- 'Rodney'of the 'Armada'/'Conquestadore'/'Vangeur' class (1806)

History

United Kingdom
- Name: Rodney
- Ordered: 13 July 1807
- Builder: Frances Barnard, Deptford Dockyard
- Laid down: March 1808
- Launched: 8 December 1809
- Commissioned: February 1810
- Fate: Sold, 8 September 1836

General characteristics (as built)
- Class & type: Vengeur-class ship of the line
- Tons burthen: 1,754 (bm)
- Length: 176 ft 5 in (53.8 m) (gundeck)
- Beam: 47 ft 7 in (14.5 m)
- Draught: 17 ft 8 in (5.4 m) (light)
- Depth of hold: 21 ft (6.4 m)
- Sail plan: Full-rigged ship
- Complement: 590
- Armament: 74 muzzle-loading, smoothbore guns; Gundeck: 28 × 32 pdr guns; Upper deck: 28 × 18 pdr guns; Quarterdeck: 4 × 12 pdr guns + 10 × 32 pdr carronades; Forecastle: 2 × 12 pdr guns + 2 × 32 pdr carronades;

= HMS Rodney (1809) =

Vengeur-class ship of the line

HMS Rodney was a 74-gun third rate built for the Royal Navy in the first decade of the 19th century. Completed in 1810, she played a minor role in the Napoleonic Wars. She sometimes served as a flagship.

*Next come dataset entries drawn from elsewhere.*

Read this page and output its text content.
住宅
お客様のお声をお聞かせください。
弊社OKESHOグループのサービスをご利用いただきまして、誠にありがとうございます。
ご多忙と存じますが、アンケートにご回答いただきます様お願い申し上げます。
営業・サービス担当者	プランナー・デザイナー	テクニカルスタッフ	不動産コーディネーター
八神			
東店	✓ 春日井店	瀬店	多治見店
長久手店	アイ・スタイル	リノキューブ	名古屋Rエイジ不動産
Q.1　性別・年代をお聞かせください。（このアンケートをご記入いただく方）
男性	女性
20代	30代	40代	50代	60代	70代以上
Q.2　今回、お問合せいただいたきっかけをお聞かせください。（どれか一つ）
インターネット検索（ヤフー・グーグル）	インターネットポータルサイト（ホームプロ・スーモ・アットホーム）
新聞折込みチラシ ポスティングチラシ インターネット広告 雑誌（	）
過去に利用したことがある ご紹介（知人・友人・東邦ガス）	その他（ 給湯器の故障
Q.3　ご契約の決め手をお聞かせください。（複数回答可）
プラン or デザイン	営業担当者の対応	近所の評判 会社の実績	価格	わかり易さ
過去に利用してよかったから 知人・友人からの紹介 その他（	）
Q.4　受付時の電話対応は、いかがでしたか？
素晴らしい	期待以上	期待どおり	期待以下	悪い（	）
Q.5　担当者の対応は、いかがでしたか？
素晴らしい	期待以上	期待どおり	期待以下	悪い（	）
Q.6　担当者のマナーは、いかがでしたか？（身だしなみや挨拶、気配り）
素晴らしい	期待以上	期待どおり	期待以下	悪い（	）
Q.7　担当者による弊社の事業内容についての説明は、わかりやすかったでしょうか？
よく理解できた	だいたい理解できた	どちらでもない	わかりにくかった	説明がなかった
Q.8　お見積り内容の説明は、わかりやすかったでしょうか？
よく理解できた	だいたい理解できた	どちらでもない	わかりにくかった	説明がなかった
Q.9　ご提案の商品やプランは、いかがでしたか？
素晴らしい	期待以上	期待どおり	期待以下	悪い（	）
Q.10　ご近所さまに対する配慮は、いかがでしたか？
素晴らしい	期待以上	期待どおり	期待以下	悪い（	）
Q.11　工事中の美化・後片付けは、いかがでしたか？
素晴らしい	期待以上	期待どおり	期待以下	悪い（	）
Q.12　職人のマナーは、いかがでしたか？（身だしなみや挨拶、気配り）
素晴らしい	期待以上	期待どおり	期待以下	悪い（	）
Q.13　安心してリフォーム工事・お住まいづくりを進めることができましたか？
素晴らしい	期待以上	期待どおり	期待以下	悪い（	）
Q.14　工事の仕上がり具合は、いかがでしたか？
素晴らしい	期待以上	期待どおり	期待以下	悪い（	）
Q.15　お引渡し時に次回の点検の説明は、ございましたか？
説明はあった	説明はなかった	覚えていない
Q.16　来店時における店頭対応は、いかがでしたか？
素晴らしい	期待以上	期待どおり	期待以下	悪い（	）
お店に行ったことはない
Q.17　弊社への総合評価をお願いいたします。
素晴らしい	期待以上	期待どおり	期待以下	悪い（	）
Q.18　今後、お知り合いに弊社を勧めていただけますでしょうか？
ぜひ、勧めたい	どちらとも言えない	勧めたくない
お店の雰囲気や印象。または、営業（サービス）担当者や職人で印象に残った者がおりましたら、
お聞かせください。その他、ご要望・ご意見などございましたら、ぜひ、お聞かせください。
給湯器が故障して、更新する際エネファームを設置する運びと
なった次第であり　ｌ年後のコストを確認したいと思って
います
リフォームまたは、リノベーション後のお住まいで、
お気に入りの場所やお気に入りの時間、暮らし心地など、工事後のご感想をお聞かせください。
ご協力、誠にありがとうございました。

The Dockyard was suffering from a shortage of seasoned timber at the time Rodney was being built. In consequence the hull was built from unseasoned wood which quickly shrank and rotted when exposed to seawater. After just three years at sea all of the hull fastenings had given way and Rodney was returned to Deptford for decommissioning.

In 1827 she was reduced to a 50-gun ship, and in 1836 Rodney was sold out of the Navy.

In commercial service, Rodney collided with the British paddle steamer at Havana, Cuba, on 11 October 1846, destroying her pinnace, and was driven ashore.